The Most Costly Gift Imaginable

by Laurin Makohon

My family’s photo albums are filled with some classic Kodak moments. We’ve got some great pics of my brother and me sporting the most fantastic bowl haircuts at places all across the country. (Thanks, Mom, for that public humiliation.) But despite the boocoodles of pics we’ve got of the rest of the family, we only have a few pictures of my dad when he was a kid—and he’s holding an accordion in practically every one. You’d think the thing was super-glued to his hands.

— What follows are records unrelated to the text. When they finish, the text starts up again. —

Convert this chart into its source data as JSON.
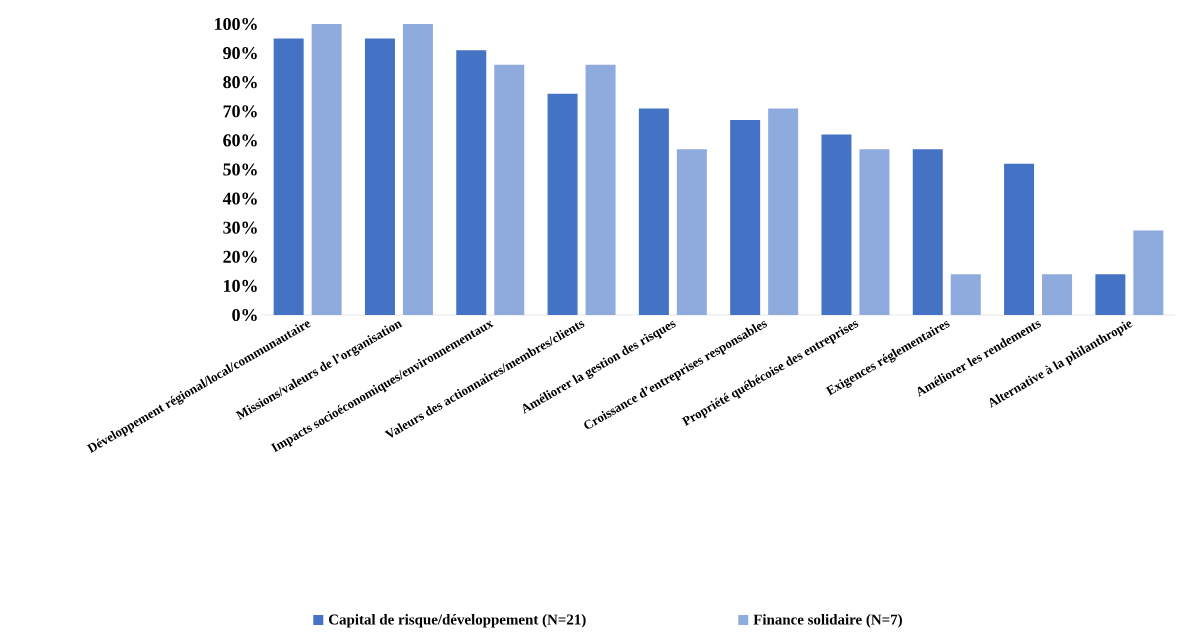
{
  "chart_data": {
    "type": "bar",
    "categories": [
      "Développement régional/local/communautaire",
      "Missions/valeurs de l’organisation",
      "Impacts socioéconomiques/environnementaux",
      "Valeurs des actionnaires/membres/clients",
      "Améliorer la gestion des risques",
      "Croissance d’entreprises responsables",
      "Propriété québécoise des entreprises",
      "Exigences réglementaires",
      "Améliorer les rendements",
      "Alternative à la philanthropie"
    ],
    "series": [
      {
        "name": "Capital de risque/développement (N=21)",
        "color": "#4472c4",
        "values": [
          95,
          95,
          91,
          76,
          71,
          67,
          62,
          57,
          52,
          14
        ]
      },
      {
        "name": "Finance solidaire (N=7)",
        "color": "#8faadc",
        "values": [
          100,
          100,
          86,
          86,
          57,
          71,
          57,
          14,
          14,
          29
        ]
      }
    ],
    "ylim": [
      0,
      100
    ],
    "yticks": [
      {
        "value": 0,
        "label": "0%"
      },
      {
        "value": 10,
        "label": "10%"
      },
      {
        "value": 20,
        "label": "20%"
      },
      {
        "value": 30,
        "label": "30%"
      },
      {
        "value": 40,
        "label": "40%"
      },
      {
        "value": 50,
        "label": "50%"
      },
      {
        "value": 60,
        "label": "60%"
      },
      {
        "value": 70,
        "label": "70%"
      },
      {
        "value": 80,
        "label": "80%"
      },
      {
        "value": 90,
        "label": "90%"
      },
      {
        "value": 100,
        "label": "100%"
      }
    ],
    "grid": false,
    "legend": "bottom"
  }
}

If you ask my dad why he’s always holding an accordion, he’ll bust out one of those “good old days” talks. You know the ones. The old “I walked uphill both ways to school in the snow” deals. (How is that possible, anyway?) But when my dad pulls that talk out of his back pocket, he’s not kidding. He immigrated to the U.S. from Germany when he was three, a couple of years after the end of WWII. And growing up as the son of a day laborer and a maid, neither of whom spoke English, the accordion was pretty much the only fun thing he owned as a kid.

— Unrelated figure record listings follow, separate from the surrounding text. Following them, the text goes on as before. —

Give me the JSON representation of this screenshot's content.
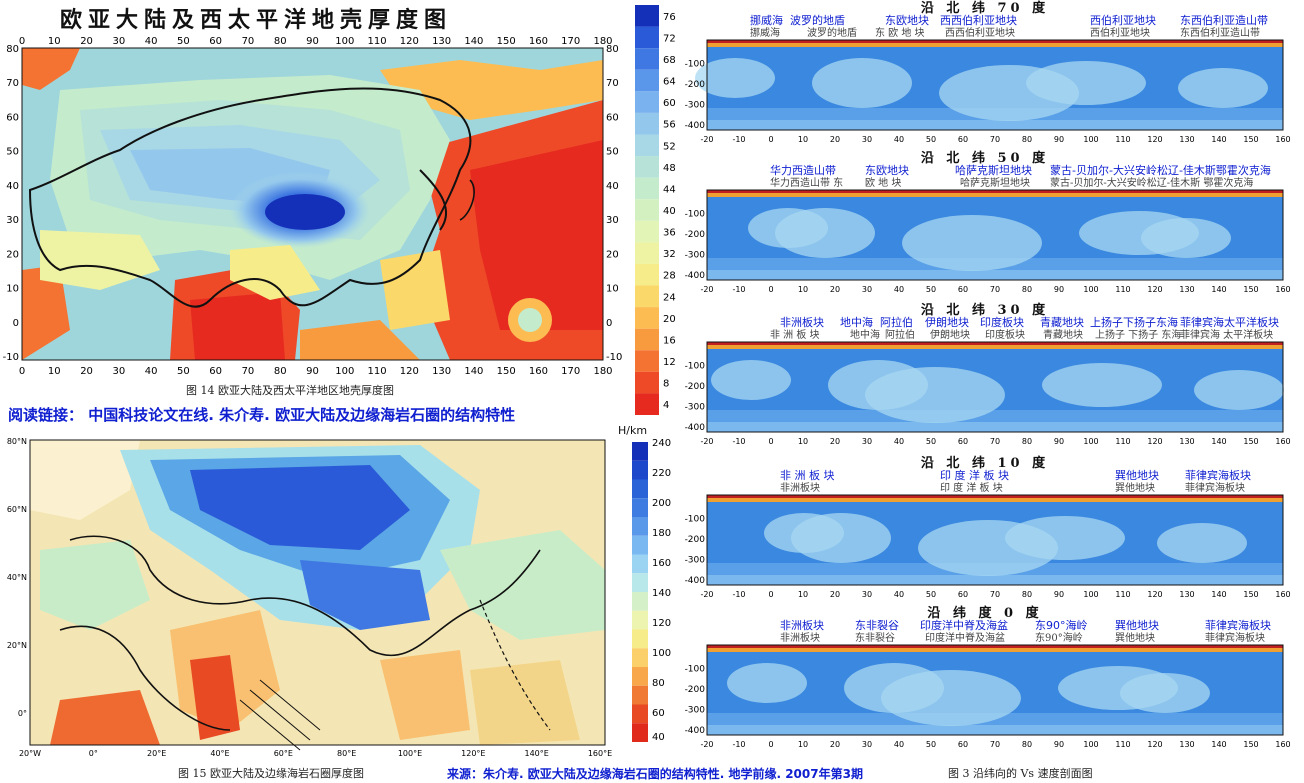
{
  "fig14": {
    "title": "欧亚大陆及西太平洋地壳厚度图",
    "caption": "图 14   欧亚大陆及西太平洋地区地壳厚度图",
    "x_ticks": [
      "0",
      "10",
      "20",
      "30",
      "40",
      "50",
      "60",
      "70",
      "80",
      "90",
      "100",
      "110",
      "120",
      "130",
      "140",
      "150",
      "160",
      "170",
      "180"
    ],
    "y_ticks": [
      "80",
      "70",
      "60",
      "50",
      "40",
      "30",
      "20",
      "10",
      "0",
      "-10"
    ],
    "colorbar": [
      "76",
      "72",
      "68",
      "64",
      "60",
      "56",
      "52",
      "48",
      "44",
      "40",
      "36",
      "32",
      "28",
      "24",
      "20",
      "16",
      "12",
      "8",
      "4"
    ],
    "colors": [
      "#1530b8",
      "#2a5ad8",
      "#3f78e2",
      "#5a96ea",
      "#79b2ee",
      "#93c7ec",
      "#a8d8e6",
      "#b6e2d8",
      "#c4ebcc",
      "#d2f0c0",
      "#e2f4b6",
      "#eef3a4",
      "#f7ec8a",
      "#fbd86a",
      "#fcbc52",
      "#f89a3e",
      "#f47332",
      "#ee4a28",
      "#e62a20"
    ]
  },
  "reading_link": "阅读链接：  中国科技论文在线. 朱介寿. 欧亚大陆及边缘海岩石圈的结构特性",
  "fig15": {
    "caption": "图 15   欧亚大陆及边缘海岩石圈厚度图",
    "unit": "H/km",
    "x_ticks": [
      "20°W",
      "0°",
      "20°E",
      "40°E",
      "60°E",
      "80°E",
      "100°E",
      "120°E",
      "140°E",
      "160°E"
    ],
    "y_ticks": [
      "80°N",
      "60°N",
      "40°N",
      "20°N",
      "0°"
    ],
    "colorbar": [
      "240",
      "220",
      "200",
      "180",
      "160",
      "140",
      "120",
      "100",
      "80",
      "60",
      "40"
    ]
  },
  "source": "来源：朱介寿. 欧亚大陆及边缘海岩石圈的结构特性. 地学前缘. 2007年第3期",
  "fig3": {
    "caption": "图 3   沿纬向的 Vs 速度剖面图",
    "x_ticks": [
      "-20",
      "-10",
      "0",
      "10",
      "20",
      "30",
      "40",
      "50",
      "60",
      "70",
      "80",
      "90",
      "100",
      "110",
      "120",
      "130",
      "140",
      "150",
      "160"
    ],
    "y_ticks": [
      "-100",
      "-200",
      "-300",
      "-400"
    ],
    "profiles": [
      {
        "title": "沿 北 纬 70 度",
        "blue_labels": [
          "挪威海",
          "波罗的地盾",
          "东欧地块",
          "西西伯利亚地块",
          "西伯利亚地块",
          "东西伯利亚造山带"
        ],
        "grey_labels": [
          "挪威海",
          "波罗的地盾",
          "东  欧  地  块",
          "西西伯利亚地块",
          "西伯利亚地块",
          "东西伯利亚造山带"
        ]
      },
      {
        "title": "沿 北 纬 50 度",
        "blue_labels": [
          "华力西造山带",
          "东欧地块",
          "哈萨克斯坦地块",
          "蒙古-贝加尔-大兴安岭松辽-佳木斯鄂霍次克海"
        ],
        "grey_labels": [
          "华力西造山带  东",
          "欧  地  块",
          "哈萨克斯坦地块",
          "蒙古-贝加尔-大兴安岭松辽-佳木斯 鄂霍次克海"
        ]
      },
      {
        "title": "沿 北 纬 30 度",
        "blue_labels": [
          "非洲板块",
          "地中海",
          "阿拉伯",
          "伊朗地块",
          "印度板块",
          "青藏地块",
          "上扬子下扬子东海",
          "菲律宾海太平洋板块"
        ],
        "grey_labels": [
          "非    洲    板    块",
          "地中海",
          "阿拉伯",
          "伊朗地块",
          "印度板块",
          "青藏地块",
          "上扬子 下扬子 东海",
          "菲律宾海 太平洋板块"
        ]
      },
      {
        "title": "沿 北 纬 10 度",
        "blue_labels": [
          "非 洲 板 块",
          "印 度 洋 板 块",
          "巽他地块",
          "菲律宾海板块"
        ],
        "grey_labels": [
          "非洲板块",
          "印  度  洋  板  块",
          "巽他地块",
          "菲律宾海板块"
        ]
      },
      {
        "title": "沿 纬 度  0  度",
        "blue_labels": [
          "非洲板块",
          "东非裂谷",
          "印度洋中脊及海盆",
          "东90°海岭",
          "巽他地块",
          "菲律宾海板块"
        ],
        "grey_labels": [
          "非洲板块",
          "东非裂谷",
          "印度洋中脊及海盆",
          "东90°海岭",
          "巽他地块",
          "菲律宾海板块"
        ]
      }
    ]
  }
}
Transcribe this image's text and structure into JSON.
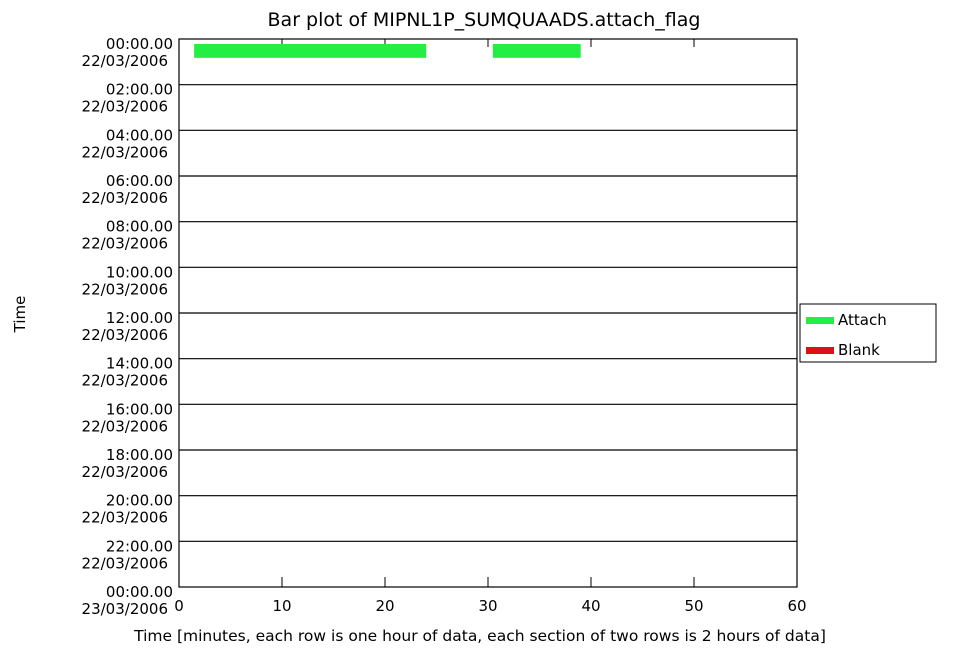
{
  "chart_data": {
    "type": "bar",
    "title": "Bar plot of MIPNL1P_SUMQUAADS.attach_flag",
    "xlabel": "Time [minutes, each row is one hour of data, each section of two rows is 2 hours of data]",
    "ylabel": "Time",
    "xlim": [
      0,
      60
    ],
    "x_ticks": [
      "0",
      "10",
      "20",
      "30",
      "40",
      "50",
      "60"
    ],
    "y_ticks": [
      [
        "00:00.00",
        "22/03/2006"
      ],
      [
        "02:00.00",
        "22/03/2006"
      ],
      [
        "04:00.00",
        "22/03/2006"
      ],
      [
        "06:00.00",
        "22/03/2006"
      ],
      [
        "08:00.00",
        "22/03/2006"
      ],
      [
        "10:00.00",
        "22/03/2006"
      ],
      [
        "12:00.00",
        "22/03/2006"
      ],
      [
        "14:00.00",
        "22/03/2006"
      ],
      [
        "16:00.00",
        "22/03/2006"
      ],
      [
        "18:00.00",
        "22/03/2006"
      ],
      [
        "20:00.00",
        "22/03/2006"
      ],
      [
        "22:00.00",
        "22/03/2006"
      ],
      [
        "00:00.00",
        "23/03/2006"
      ]
    ],
    "row_count": 24,
    "legend": {
      "placement": "right",
      "entries": [
        {
          "label": "Attach",
          "color": "#22ee44"
        },
        {
          "label": "Blank",
          "color": "#dd1111"
        }
      ]
    },
    "bars": [
      {
        "row": 0,
        "start": 0.5,
        "end": 24.0,
        "category": "Attach"
      },
      {
        "row": 0,
        "start": 29.5,
        "end": 39.0,
        "category": "Attach"
      }
    ],
    "grid": false
  }
}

One day in college, I got the bright idea that I wanted to learn to play the guitar. (I think everyone’s done that at some point.) I knew that a guitar and lessons would be way too expensive for a Ramen-noodle-living college kid. I must have said that out loud because, sure enough, a couple of weekends later, I came home from college to visit, and there it was—a Fender guitar.

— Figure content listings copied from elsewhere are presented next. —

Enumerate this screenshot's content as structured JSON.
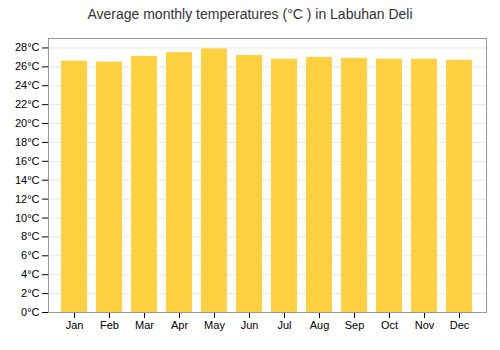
{
  "chart_data": {
    "type": "bar",
    "title": "Average monthly temperatures (°C ) in Labuhan Deli",
    "categories": [
      "Jan",
      "Feb",
      "Mar",
      "Apr",
      "May",
      "Jun",
      "Jul",
      "Aug",
      "Sep",
      "Oct",
      "Nov",
      "Dec"
    ],
    "values": [
      26.6,
      26.5,
      27.1,
      27.5,
      27.9,
      27.2,
      26.8,
      27.0,
      26.9,
      26.8,
      26.8,
      26.7
    ],
    "color": "#FFD040",
    "ylim": [
      0,
      29
    ],
    "yticks": [
      {
        "value": 0,
        "label": "0°C"
      },
      {
        "value": 2,
        "label": "2°C"
      },
      {
        "value": 4,
        "label": "4°C"
      },
      {
        "value": 6,
        "label": "6°C"
      },
      {
        "value": 8,
        "label": "8°C"
      },
      {
        "value": 10,
        "label": "10°C"
      },
      {
        "value": 12,
        "label": "12°C"
      },
      {
        "value": 14,
        "label": "14°C"
      },
      {
        "value": 16,
        "label": "16°C"
      },
      {
        "value": 18,
        "label": "18°C"
      },
      {
        "value": 20,
        "label": "20°C"
      },
      {
        "value": 22,
        "label": "22°C"
      },
      {
        "value": 24,
        "label": "24°C"
      },
      {
        "value": 26,
        "label": "26°C"
      },
      {
        "value": 28,
        "label": "28°C"
      }
    ],
    "grid": true
  }
}
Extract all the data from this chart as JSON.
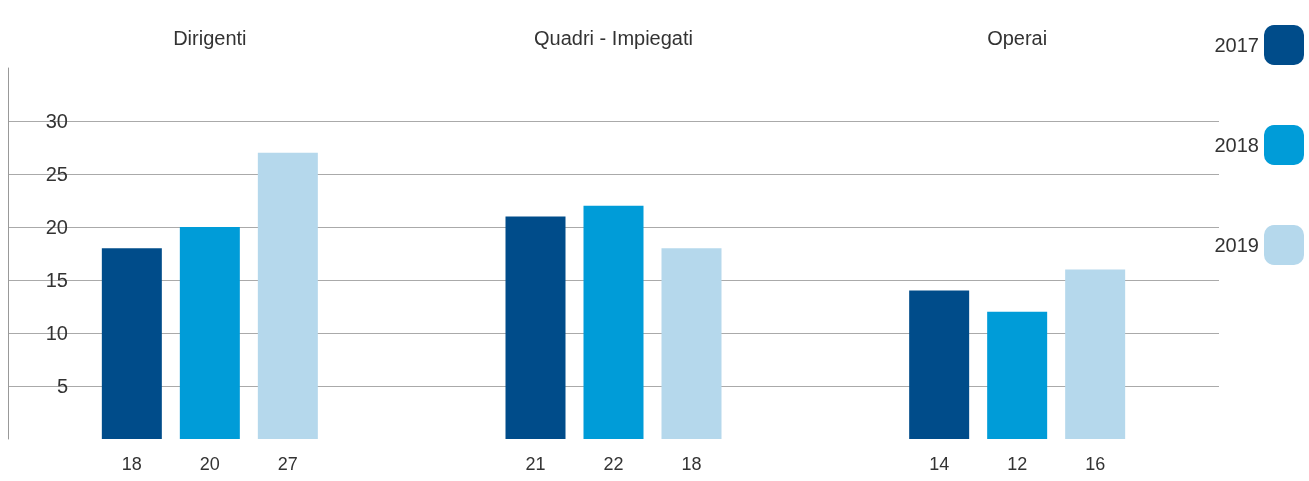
{
  "chart_data": {
    "type": "bar",
    "categories": [
      "Dirigenti",
      "Quadri - Impiegati",
      "Operai"
    ],
    "series": [
      {
        "name": "2017",
        "color": "#004c8a",
        "values": [
          18,
          21,
          14
        ]
      },
      {
        "name": "2018",
        "color": "#009cd8",
        "values": [
          20,
          22,
          12
        ]
      },
      {
        "name": "2019",
        "color": "#b5d8ec",
        "values": [
          27,
          18,
          16
        ]
      }
    ],
    "ylim": [
      0,
      35
    ],
    "yticks": [
      5,
      10,
      15,
      20,
      25,
      30
    ],
    "grid": "y",
    "legend": "right",
    "data_labels": true
  }
}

“It’s unbelievable, Dad,” I said. “How did you afford it?”

His answer hit me like a brick wall. To this day, thinking about it makes me feel like I’ve been socked in the stomach with a wrecking ball.

“I traded in my accordion,” he replied.

My dad traded his most prized possession. One of the only keys to the past he had. In a way, he had traded a little piece of himself.

“Dad,” I said, crushed, “can we get it back?”

“No, I can’t,” he replied. “It’s a done deal.”

I lost it. I don’t exactly think tears were the reaction my dad was going for, but I hope he’ll understand. And I don’t think at the time I could have pinpointed why I was feeling what I was feeling. But, after the fact, God made it crystal clear.

In that moment, I got a glimpse of the magnitude of a gift given from another Father more than two thousand years ago. At Calvary, God did the same thing on a much bigger scale. His children wanted—and desperately needed—something they couldn’t afford. He had what it would take to pay for it, but it would be a great sacrifice. And in this bigger story, God didn’t just trade a piece of Himself—He traded Himself.

I think at different points in our lives all of us have become calloused to God’s Great Gift. I’ve heard “Jesus died on the cross for your sins” so many times that sometimes it’s got as much meaning as “See Spot Run.” Thankfully, God knows I need a refresher course every once in a while. So He gently continues to rock my world with His love. I am so thankful that I serve a God who would use all the tools in His toolbox to communicate how much He loves me, rather than let me live without any understanding of what His trade cost Him.

So if you’ll excuse me, I’m going to go praise Him with the gospel guitar that my dad gave me.